The chances of that project ever succeeding were modest at the very best. After yesterday’s defeat, it looks even more unlikely. Nuttall had originally stated his intention to run in the likely by-election in Leigh, Greater Manchester, when Andy Burnham wins the Greater Manchester metro mayoralty as is expected in May (Wigan, the borough of which Leigh is part, voted 64 per cent for Brexit).

If he goes ahead and stands – which he may well do – he will have to overturn a Labour majority of over 14,000. That, even before the unedifying row over the veracity of his Hillsborough recollections, was always going to be a big challenge. If he goes for it and loses, his leadership – predicated as it is on his supposed ability to win votes in the north - will be dead in the water. 

Nuttall is not entirely to blame, but he is a big part of Ukip’s problem. I visited Stoke the day before The Guardian published its initial report on Nuttall’s Hillsborough claims, and even then Nuttall’s campaign manager admitted that he was unlikely to convince the “hard core” of Conservative voters to back him. 

There are manifold reasons for this, but chief among them is that Nuttall, despite his newfound love of tweed, is no Nigel Farage. Not only does he lack his name recognition and box office appeal, but the sad truth is that the Tory voters Ukip need to attract are much less likely to vote for a party led by a Scouser whose platform consists of reassuring working-class voters their NHS and benefits are safe.
 
It is Farage and his allies – most notably the party’s main donor Arron Banks – who hold the most power over Nuttall’s future. Banks, who Nuttall publicly disowned as a non-member after he said he was “sick to death” of people “milking” the Hillsborough disaster, said on the eve of the Stoke poll that Ukip had to “remain radical” if it wanted to keep receiving his money. Farage himself has said the party’s campaign ought to have been “clearer” on immigration. 

Senior party figures are already briefing against Nuttall and his team in the Telegraph, whose proprietors are chummy with the beer-swilling Farage-Banks axis. They deride him for his efforts to turn Ukip into “NiceKip” or “Nukip” in order to appeal to more women voters, and for the heavy-handedness of his pitch to Labour voters (“There were times when I wondered whether I’ve got a purple rosette or a red one on”, one told the paper). 

It is Nuttall’s policy advisers - the anti-Farage awkward squad of Suzanne Evans, MEP Patrick O’Flynn (who famously branded Farage "snarling, thin-skinned and aggressive") and former leadership candidate Lisa Duffy – come in for the harshest criticism. Herein lies the leader's almost impossible task. Despite having pitched to members as a unity candidate, the two sides’ visions for Ukip are irreconcilable – one urges him to emulate Trump (who Nuttall says he would not have voted for), and the other urges a more moderate tack. 

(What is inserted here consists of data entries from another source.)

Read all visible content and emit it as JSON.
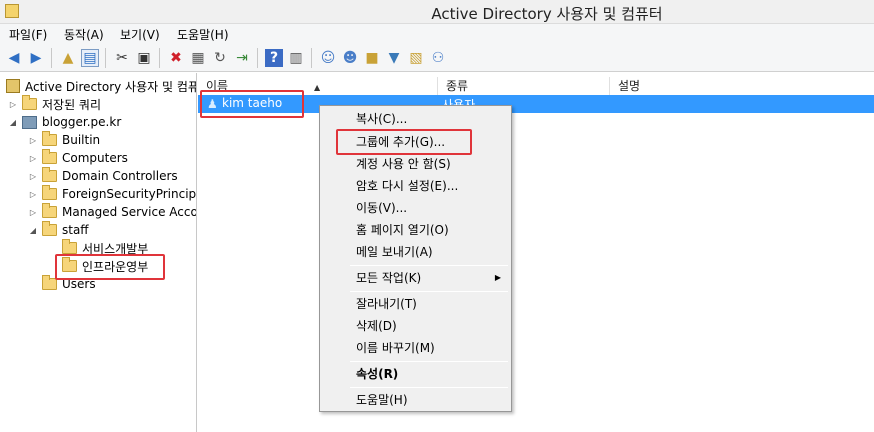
{
  "window": {
    "title": "Active Directory 사용자 및 컴퓨터"
  },
  "menu": [
    "파일(F)",
    "동작(A)",
    "보기(V)",
    "도움말(H)"
  ],
  "toolbar_icons": [
    "back-arrow-icon",
    "forward-arrow-icon",
    "up-folder-icon",
    "console-tree-icon",
    "cut-icon",
    "copy-icon",
    "delete-icon",
    "properties-icon",
    "refresh-icon",
    "export-icon",
    "help-icon",
    "mmc-icon",
    "new-user-icon",
    "new-group-icon",
    "new-ou-icon",
    "filter-icon",
    "find-icon",
    "add-to-group-icon"
  ],
  "tree": {
    "root": "Active Directory 사용자 및 컴퓨터",
    "saved_queries": "저장된 쿼리",
    "domain": "blogger.pe.kr",
    "nodes": [
      "Builtin",
      "Computers",
      "Domain Controllers",
      "ForeignSecurityPrincipals",
      "Managed Service Accounts"
    ],
    "staff": "staff",
    "staff_children": [
      "서비스개발부",
      "인프라운영부"
    ],
    "users": "Users"
  },
  "list": {
    "columns": [
      "이름",
      "종류",
      "설명"
    ],
    "rows": [
      {
        "name": "kim taeho",
        "type": "사용자"
      }
    ]
  },
  "context_menu": {
    "copy": "복사(C)...",
    "add_to_group": "그룹에 추가(G)...",
    "disable_account": "계정 사용 안 함(S)",
    "reset_password": "암호 다시 설정(E)...",
    "move": "이동(V)...",
    "open_home_page": "홈 페이지 열기(O)",
    "send_mail": "메일 보내기(A)",
    "all_tasks": "모든 작업(K)",
    "cut": "잘라내기(T)",
    "delete": "삭제(D)",
    "rename": "이름 바꾸기(M)",
    "properties": "속성(R)",
    "help": "도움말(H)"
  },
  "colors": {
    "selection": "#3399ff",
    "highlight_box": "#e0343a"
  }
}
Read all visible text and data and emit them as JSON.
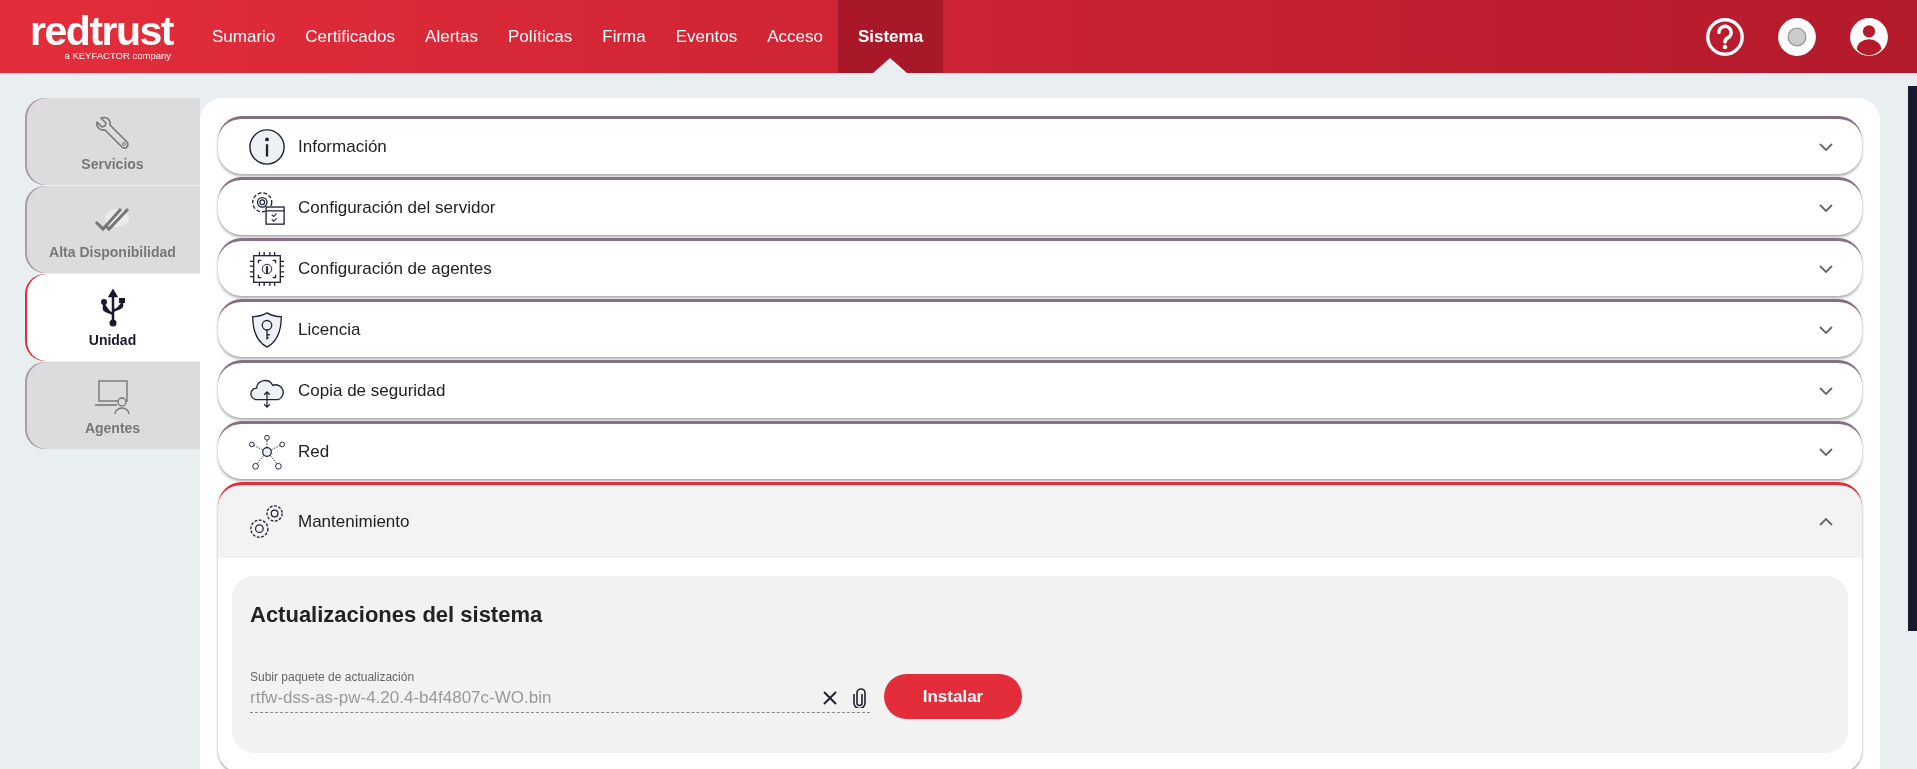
{
  "header": {
    "logo": "redtrust",
    "logo_tagline": "a KEYFACTOR company",
    "nav": [
      {
        "label": "Sumario",
        "selected": false
      },
      {
        "label": "Certificados",
        "selected": false
      },
      {
        "label": "Alertas",
        "selected": false
      },
      {
        "label": "Políticas",
        "selected": false
      },
      {
        "label": "Firma",
        "selected": false
      },
      {
        "label": "Eventos",
        "selected": false
      },
      {
        "label": "Acceso",
        "selected": false
      },
      {
        "label": "Sistema",
        "selected": true
      }
    ]
  },
  "sidebar": {
    "items": [
      {
        "label": "Servicios",
        "kind": "wrench",
        "selected": false
      },
      {
        "label": "Alta Disponibilidad",
        "kind": "checks",
        "selected": false
      },
      {
        "label": "Unidad",
        "kind": "usb",
        "selected": true
      },
      {
        "label": "Agentes",
        "kind": "agent",
        "selected": false
      }
    ]
  },
  "sections": [
    {
      "title": "Información",
      "kind": "info",
      "expanded": false
    },
    {
      "title": "Configuración del servidor",
      "kind": "server",
      "expanded": false
    },
    {
      "title": "Configuración de agentes",
      "kind": "chip",
      "expanded": false
    },
    {
      "title": "Licencia",
      "kind": "shield",
      "expanded": false
    },
    {
      "title": "Copia de seguridad",
      "kind": "cloud",
      "expanded": false
    },
    {
      "title": "Red",
      "kind": "network",
      "expanded": false
    },
    {
      "title": "Mantenimiento",
      "kind": "gears",
      "expanded": true,
      "panel": {
        "title": "Actualizaciones del sistema",
        "field_label": "Subir paquete de actualización",
        "field_value": "rtfw-dss-as-pw-4.20.4-b4f4807c-WO.bin",
        "button": "Instalar"
      }
    }
  ]
}
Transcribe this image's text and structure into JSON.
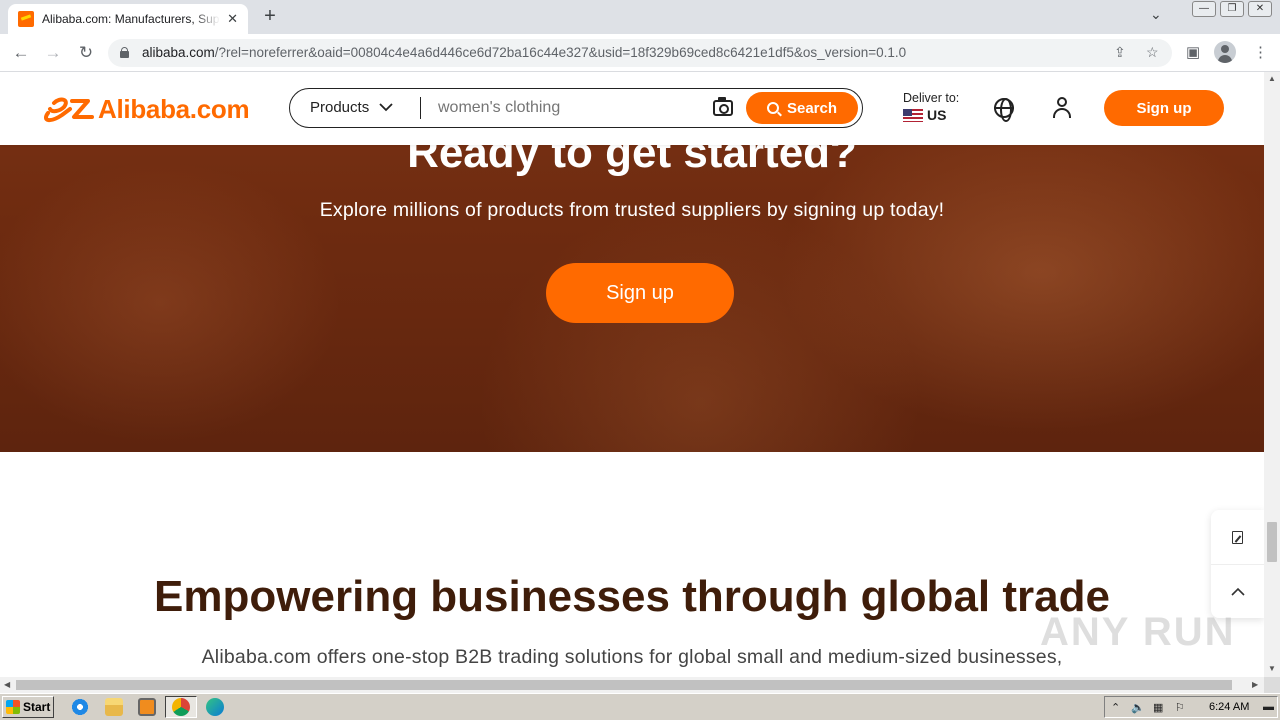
{
  "browser": {
    "tab_title": "Alibaba.com: Manufacturers, Suppliers, Exporters & Importers from the world's largest online B2B marketplace",
    "url_host": "alibaba.com",
    "url_path": "/?rel=noreferrer&oaid=00804c4e4a6d446ce6d72ba16c44e327&usid=18f329b69ced8c6421e1df5&os_version=0.1.0"
  },
  "header": {
    "logo_text": "Alibaba.com",
    "search_category": "Products",
    "search_placeholder": "women's clothing",
    "search_button": "Search",
    "deliver_label": "Deliver to:",
    "deliver_country": "US",
    "signup_button": "Sign up"
  },
  "hero": {
    "title": "Ready to get started?",
    "subtitle": "Explore millions of products from trusted suppliers by signing up today!",
    "signup_button": "Sign up"
  },
  "section": {
    "title": "Empowering businesses through global trade",
    "subtitle": "Alibaba.com offers one-stop B2B trading solutions for global small and medium-sized businesses,"
  },
  "watermark": "ANY RUN",
  "taskbar": {
    "start_label": "Start",
    "clock": "6:24 AM"
  },
  "colors": {
    "brand": "#ff6a00",
    "hero_bg": "#6e2b10",
    "heading": "#3f1d0a"
  }
}
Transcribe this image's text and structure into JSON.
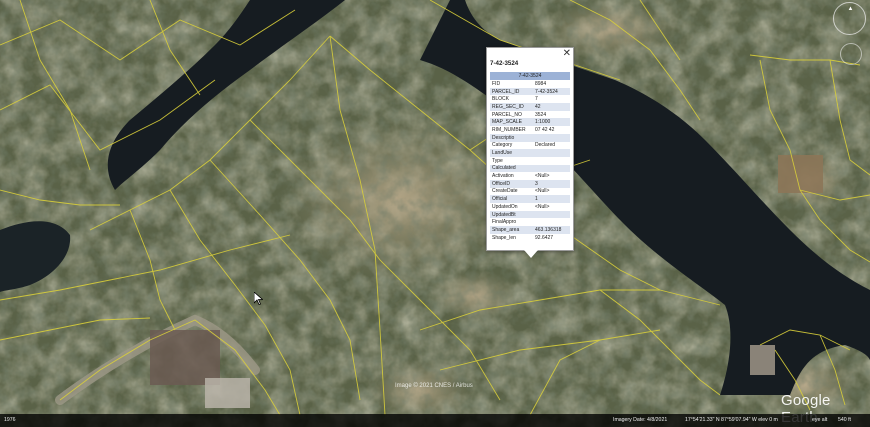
{
  "popup": {
    "title": "7-42-3524",
    "header": "7-42-3524",
    "close_icon": "close-icon",
    "rows": [
      {
        "k": "FID",
        "v": "8984"
      },
      {
        "k": "PARCEL_ID",
        "v": "7-42-3524"
      },
      {
        "k": "BLOCK",
        "v": "7"
      },
      {
        "k": "REG_SEC_ID",
        "v": "42"
      },
      {
        "k": "PARCEL_NO",
        "v": "3524"
      },
      {
        "k": "MAP_SCALE",
        "v": "1:1000"
      },
      {
        "k": "RIM_NUMBER",
        "v": "07 42 42"
      },
      {
        "k": "Descriptio",
        "v": ""
      },
      {
        "k": "Category",
        "v": "Declared"
      },
      {
        "k": "LandUse",
        "v": ""
      },
      {
        "k": "Type",
        "v": ""
      },
      {
        "k": "Calculated",
        "v": ""
      },
      {
        "k": "Activation",
        "v": "<Null>"
      },
      {
        "k": "OfficeID",
        "v": "3"
      },
      {
        "k": "CreateDate",
        "v": "<Null>"
      },
      {
        "k": "Official",
        "v": "1"
      },
      {
        "k": "UpdatedOn",
        "v": "<Null>"
      },
      {
        "k": "UpdatedBt",
        "v": ""
      },
      {
        "k": "FinalAppro",
        "v": ""
      },
      {
        "k": "Shape_area",
        "v": "463.136318"
      },
      {
        "k": "Shape_len",
        "v": "92.6427"
      }
    ]
  },
  "watermark": "Image © 2021 CNES / Airbus",
  "brand": "Google Earth",
  "status": {
    "left": "1976",
    "imagery_date": "Imagery Date: 4/8/2021",
    "coords": "17°54'21.33\" N   87°59'07.94\" W   elev  0 m",
    "eye_alt": "eye alt",
    "eye_alt_value": "540 ft"
  },
  "colors": {
    "parcel_lines": "#d9cf3a",
    "water": "#151b20",
    "popup_header": "#9cb2d6"
  },
  "icons": {
    "compass": "compass-icon",
    "zoom": "zoom-control-icon",
    "cursor": "mouse-pointer-icon"
  }
}
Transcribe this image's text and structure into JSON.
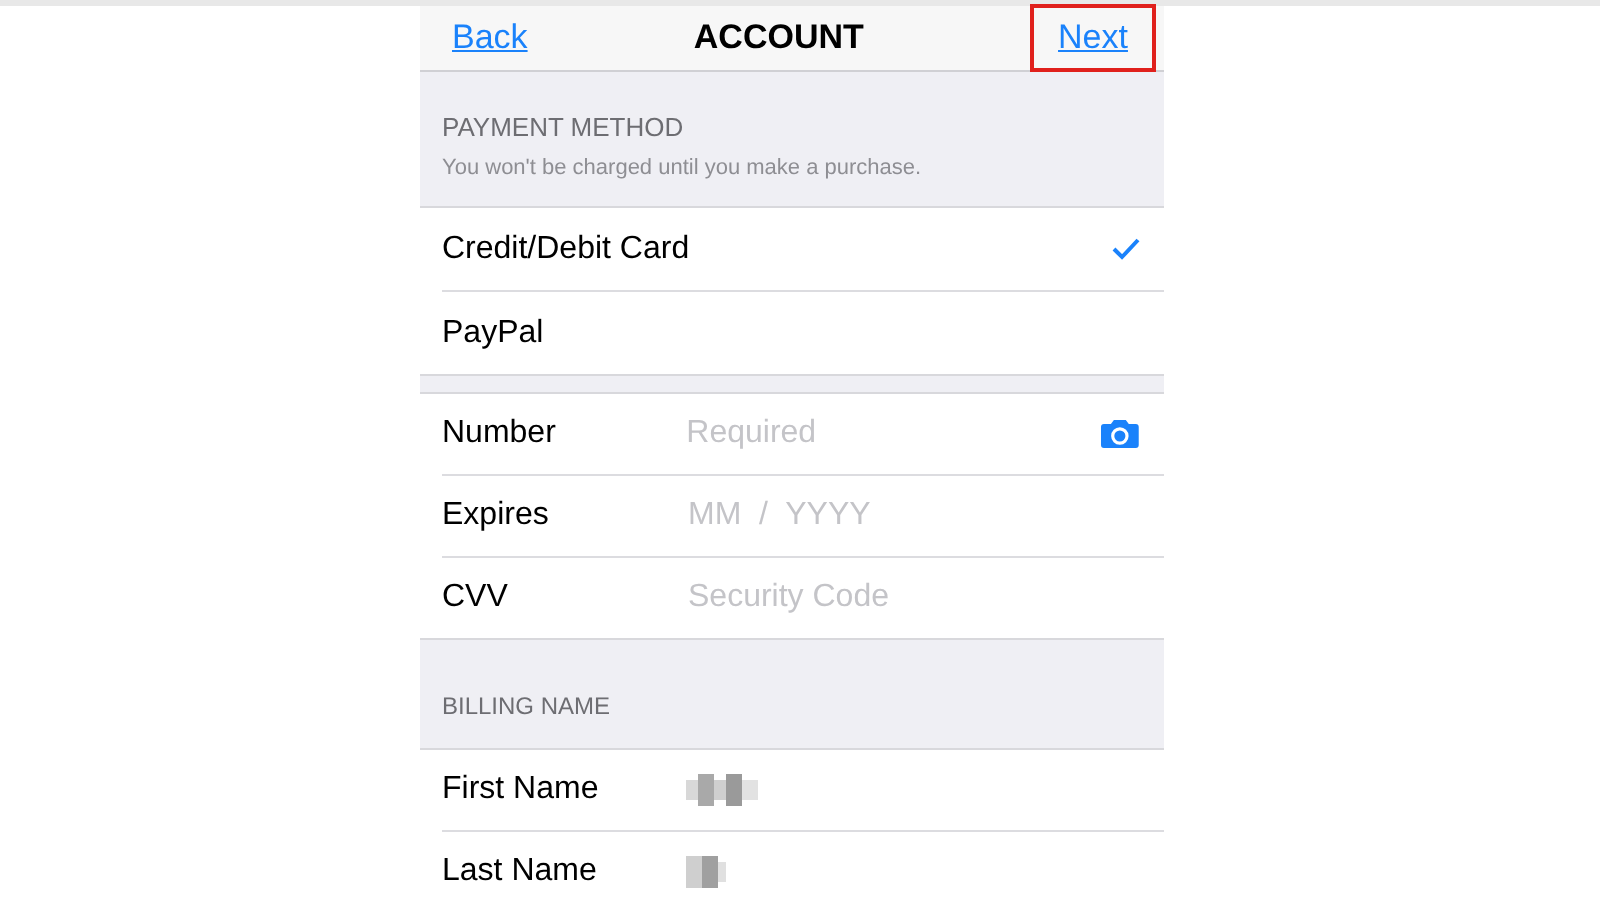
{
  "nav": {
    "back": "Back",
    "title": "ACCOUNT",
    "next": {
      "label": "Next",
      "highlighted": true
    }
  },
  "payment_method": {
    "header": "PAYMENT METHOD",
    "note": "You won't be charged until you make a purchase.",
    "options": [
      {
        "label": "Credit/Debit Card",
        "selected": true
      },
      {
        "label": "PayPal",
        "selected": false
      }
    ]
  },
  "card_fields": [
    {
      "label": "Number",
      "placeholder": "Required",
      "kind": "camera"
    },
    {
      "label": "Expires",
      "placeholder": "MM  /  YYYY",
      "kind": "plain"
    },
    {
      "label": "CVV",
      "placeholder": "Security Code",
      "kind": "plain"
    }
  ],
  "billing_name": {
    "header": "BILLING NAME",
    "fields": [
      {
        "label": "First Name",
        "value_hidden": true
      },
      {
        "label": "Last Name",
        "value_hidden": true
      }
    ]
  }
}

Endorsing his leader on Question Time last night, Ukip’s sole MP Douglas Carswell blamed the legacy of the party’s Tea Party-inspired 2015 general election campaign, which saw Farage complain about foreigners with HIV using the NHS in ITV’s leaders debate, for the party’s poor performance in Stoke. Others, such as MEP Bill Etheridge, say precisely the opposite – that Nuttall must be more like Farage. 

Neither side has yet called for Nuttall’s head. He insists he is “not going anywhere”. With his febrile party no stranger to abortive coup and counter-coup, he is unlikely to be the one who has the final say.